Lesson 3: Data Structures
Lesson 3: Data Structures
Objective:
Students will learn that data can be represented in rectangular format.
Materials:

DS journals (must be available during every lesson)

Stick Figures cutouts (see lesson 2)
Vocabulary:
variables, numerical variables, categorical variables, rows, columns, rectangular or spreadsheet format, variability
Essential Concepts:
Essential Concepts:
Variables record values that vary. By organizing data into rectangular format, we can easily see the characteristics of observations by reading across a row, or we can see the variability in a variable by reading down the column. Computers can easily process data when it is rectangular format.
Lesson:

Remind students that they briefly learned what variables are during the previous lesson. Have students create their own definitions of the term “variables” and share their responses with their teams. Select a few students in the class to share out their definitions and discuss what could be modified (if anything) to create a more complete definition.

Using the Stick Figure information from Lesson 2, allow the class to come up with a set of variable names that describe the different categories of information. Note that it is best when variable names are short (one to three words). The variable names for the Stick Figures data could possibly be:

Name

Height

GPA

Shoe or Shoe Type

Sport

Friends or Number of Friends


Next, have a class discussion about how the values from “Shoe” are different than the values from “Height.”

The values from “Shoe” are either “sneakers” or “sandals”.
Note: Other terms for these shoes are acceptable – e.g., tennis shoes, flip flops, closedtoe, opentoe, etc.

The values from “Height” are 72, 68, 61, 66, 65, 61, 67, and 64.


Students should notice that the “Shoe” variable consists of categories or groupings, and the “Height” variable consists of numbers. Therefore, we can classify variables into two types: categorical variables and numerical variables. Typically, categorical variables represent values that have words, while numerical variables represent values that have numbers.
Note: Categorical variables can sometimes be coded as numbers (e.g., “Gender” could have values 0 and 1, where 0=Male and 1=Female).

As a class, determine which variables from the Stick Figures data are numerical, and which variables are categorical. The students should create two lists in their DS journals similar to the ones below (the correct classifications are in grey):
Numerical Categorical
1. Height 1. Name
2. GPA 2. Shoe
3. Friends 3. Sport

Explain that although we can understand many different representations of data (as evidenced by the posters from Lesson 2), computers are not as capable. Instead, we need to organize data in a structured way so that a computer can read and interpret them.

One way to organize the data is to create a data table that consists of rows and columns. We can define this type of organization as rectangular format, or spreadsheet format.

Display a generic table on the board (see example below) and explain that the columns are the vertical portions of the table, while the rows are the horizontal portions.
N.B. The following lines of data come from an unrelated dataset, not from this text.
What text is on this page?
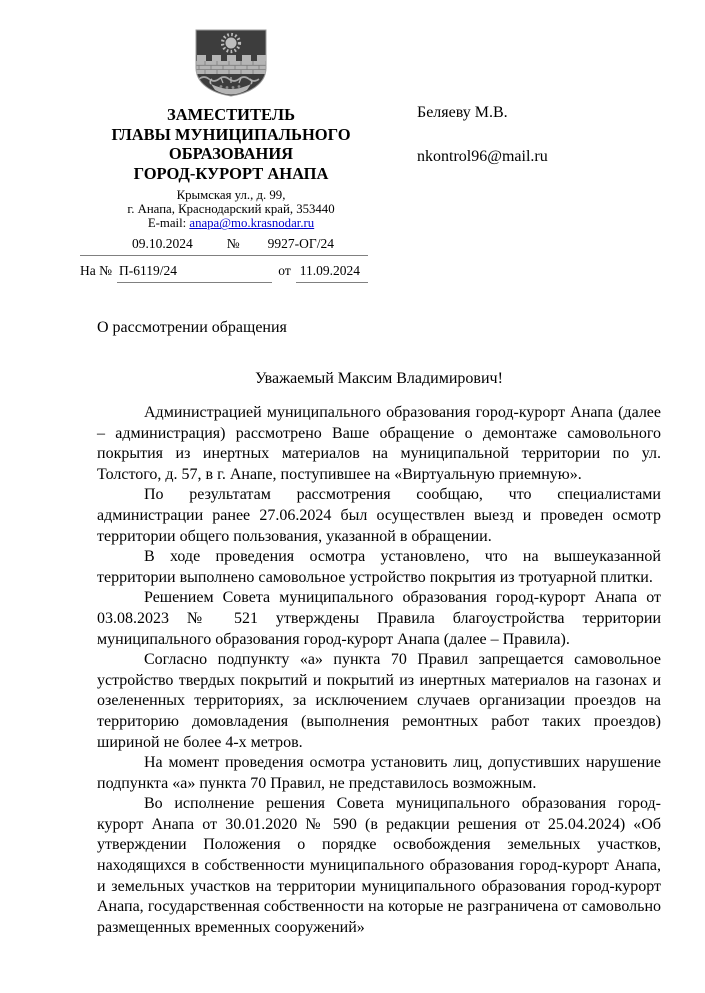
ЗАМЕСТИТЕЛЬ
ГЛАВЫ МУНИЦИПАЛЬНОГО
ОБРАЗОВАНИЯ
ГОРОД-КУРОРТ АНАПА
Крымская ул., д. 99,
г. Анапа, Краснодарский край, 353440
E-mail: anapa@mo.krasnodar.ru
Беляеву М.В.
nkontrol96@mail.ru
09.10.2024	№ 9927-ОГ/24
На № П-6119/24	от 11.09.2024
О рассмотрении обращения
Уважаемый Максим Владимирович!

Администрацией муниципального образования город-курорт Анапа (далее – администрация) рассмотрено Ваше обращение о демонтаже самовольного покрытия из инертных материалов на муниципальной территории по ул. Толстого, д. 57, в г. Анапе, поступившее на «Виртуальную приемную».

По результатам рассмотрения сообщаю, что специалистами администрации ранее 27.06.2024 был осуществлен выезд и проведен осмотр территории общего пользования, указанной в обращении.

В ходе проведения осмотра установлено, что на вышеуказанной территории выполнено самовольное устройство покрытия из тротуарной плитки.

Решением Совета муниципального образования город-курорт Анапа от 03.08.2023 № 521 утверждены Правила благоустройства территории муниципального образования город-курорт Анапа (далее – Правила).

Согласно подпункту «а» пункта 70 Правил запрещается самовольное устройство твердых покрытий и покрытий из инертных материалов на газонах и озелененных территориях, за исключением случаев организации проездов на территорию домовладения (выполнения ремонтных работ таких проездов) шириной не более 4-х метров.

На момент проведения осмотра установить лиц, допустивших нарушение подпункта «а» пункта 70 Правил, не представилось возможным.

Во исполнение решения Совета муниципального образования город-курорт Анапа от 30.01.2020 № 590 (в редакции решения от 25.04.2024) «Об утверждении Положения о порядке освобождения земельных участков, находящихся в собственности муниципального образования город-курорт Анапа, и земельных участков на территории муниципального образования город-курорт Анапа, государственная собственности на которые не разграничена от самовольно размещенных временных сооружений»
Another way to think of it is that columns go from top to bottom, and rows go from left to right.

Ask students:

What should each row represent? Each row should represent one observation, or one stick figure person in this case.
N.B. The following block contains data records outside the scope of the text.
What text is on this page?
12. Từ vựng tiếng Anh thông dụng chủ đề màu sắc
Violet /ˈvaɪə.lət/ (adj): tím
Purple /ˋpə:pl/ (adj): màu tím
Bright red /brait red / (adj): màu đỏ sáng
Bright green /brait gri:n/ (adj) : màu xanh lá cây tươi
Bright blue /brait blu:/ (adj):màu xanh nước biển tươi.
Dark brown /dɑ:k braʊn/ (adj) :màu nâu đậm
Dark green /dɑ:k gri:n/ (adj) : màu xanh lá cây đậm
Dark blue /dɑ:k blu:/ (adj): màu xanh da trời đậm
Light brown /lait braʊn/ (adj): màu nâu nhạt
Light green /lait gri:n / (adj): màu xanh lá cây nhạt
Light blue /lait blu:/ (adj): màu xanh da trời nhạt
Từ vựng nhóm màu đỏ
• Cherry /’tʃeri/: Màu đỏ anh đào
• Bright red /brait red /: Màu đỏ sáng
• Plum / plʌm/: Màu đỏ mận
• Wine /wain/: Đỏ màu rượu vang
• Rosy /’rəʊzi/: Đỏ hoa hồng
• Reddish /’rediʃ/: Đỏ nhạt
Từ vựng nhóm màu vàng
What should each column represent? Each column should represent one variable. As you go down a column, all the values represent the same characteristic (e.g., Height).
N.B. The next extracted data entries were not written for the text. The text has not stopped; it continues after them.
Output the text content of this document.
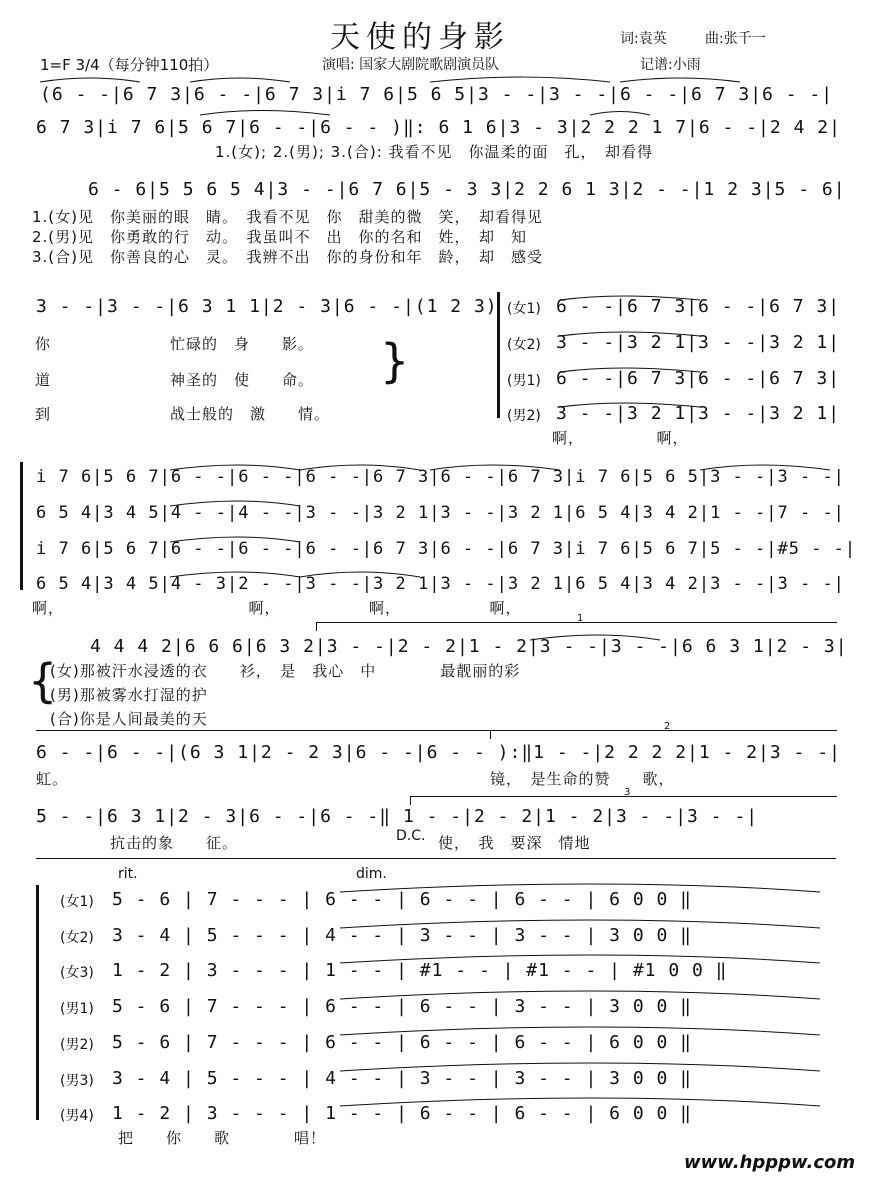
天使的身影	词:袁英	曲:张千一
1=F 3/4（每分钟110拍）	演唱: 国家大剧院歌剧演员队	记谱:小雨
(6 - -|6 7 3|6 - -|6 7 3|i 7 6|5 6 5|3 - -|3 - -|6 - -|6 7 3|6 - -|
6 7 3|i 7 6|5 6 7|6 - -|6 - - )‖: 6 1 6|3 - 3|2 2 2 1 7|6 - -|2 4 2|
1.(女); 2.(男); 3.(合): 我看不见　你温柔的面　孔，　却看得
6 - 6|5 5 6 5 4|3 - -|6 7 6|5 - 3 3|2 2 6 1 3|2 - -|1 2 3|5 - 6|
1.(女)见　你美丽的眼　睛。　我看不见　你　甜美的微　笑，　却看得见
2.(男)见　你勇敢的行　动。　我虽叫不　出　你的名和　姓，　却　知
3.(合)见　你善良的心　灵。　我辨不出　你的身份和年　龄，　却　感受
3 - -|3 - -|6 3 1 1|2 - 3|6 - -|(1 2 3)
你	忙碌的　身　　影。
道	神圣的　使　　命。
到	战士般的　激　　情。
}
(女1) 6 - -|6 7 3|6 - -|6 7 3|
(女2) 3 - -|3 2 1|3 - -|3 2 1|
(男1) 6 - -|6 7 3|6 - -|6 7 3|
(男2) 3 - -|3 2 1|3 - -|3 2 1|
啊，　　　　　啊，
i 7 6|5 6 7|6 - -|6 - -|6 - -|6 7 3|6 - -|6 7 3|i 7 6|5 6 5|3 - -|3 - -|
6 5 4|3 4 5|4 - -|4 - -|3 - -|3 2 1|3 - -|3 2 1|6 5 4|3 4 2|1 - -|7 - -|
i 7 6|5 6 7|6 - -|6 - -|6 - -|6 7 3|6 - -|6 7 3|i 7 6|5 6 7|5 - -|#5 - -|
6 5 4|3 4 5|4 - 3|2 - -|3 - -|3 2 1|3 - -|3 2 1|6 5 4|3 4 2|3 - -|3 - -|
啊，　　　　　　　　　　　　啊，　　　　　　啊，　　　　　　啊，
1
4 4 4 2|6 6 6|6 3 2|3 - -|2 - 2|1 - 2|3 - -|3 - -|6 6 3 1|2 - 3|
}
(女)那被汗水浸透的衣　　衫，　是　我心　中　　　　最靓丽的彩
(男)那被雾水打湿的护
(合)你是人间最美的天	2
6 - -|6 - -|(6 3 1|2 - 2 3|6 - -|6 - - ):‖1 - -|2 2 2 2|1 - 2|3 - -|
虹。	镜，　是生命的赞　　歌，
3
5 - -|6 3 1|2 - 3|6 - -|6 - -‖ 1 - -|2 - 2|1 - 2|3 - -|3 - -|
抗击的象　　征。	D.C. 使，　我　要深　情地
rit.	dim.
(女1) 5 - 6 | 7 - - - | 6 - - | 6 - - | 6 - - | 6 0 0 ‖
(女2) 3 - 4 | 5 - - - | 4 - - | 3 - - | 3 - - | 3 0 0 ‖
(女3) 1 - 2 | 3 - - - | 1 - - | #1 - - | #1 - - | #1 0 0 ‖
(男1) 5 - 6 | 7 - - - | 6 - - | 6 - - | 3 - - | 3 0 0 ‖
(男2) 5 - 6 | 7 - - - | 6 - - | 6 - - | 6 - - | 6 0 0 ‖
(男3) 3 - 4 | 5 - - - | 4 - - | 3 - - | 3 - - | 3 0 0 ‖
(男4) 1 - 2 | 3 - - - | 1 - - | 6 - - | 6 - - | 6 0 0 ‖
把　　你　　歌　　　　唱！
www.hpppw.com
On the board, draw the following table and have the students copy it into their DS journals (be sure to use variable names agreed upon by the class):

In teams, students should complete the data table using all 8 of the Stick Figures cards. Each row of the table should represent one person on a card.

Engage the class in a discussion with the following questions:

Do any of the people in the data have the same value for a given variable? In other words, does a value appear more than once in a column? Give two examples. Answers will vary. One example could be that Dakota, Kamryn, Emerson, and London all wear sneakers. Another example could be that Charlie and Jessie are both 61 inches tall.

Do any of the people in the data have different values for a given variable? Absolutely. There are many instances of this in the data table.


Discuss the term variability. As in question (b) above, the values for each variable vary depending on which person we are observing. This shows that the data has variability, and the first step in any investigation is to notice variability. We can see the relationship between the terms variable and variability. The word “variable” indicates that values vary.
Class Scribes:
One team of students will give a brief talk to discuss what they think the 3 most important topics of the day were.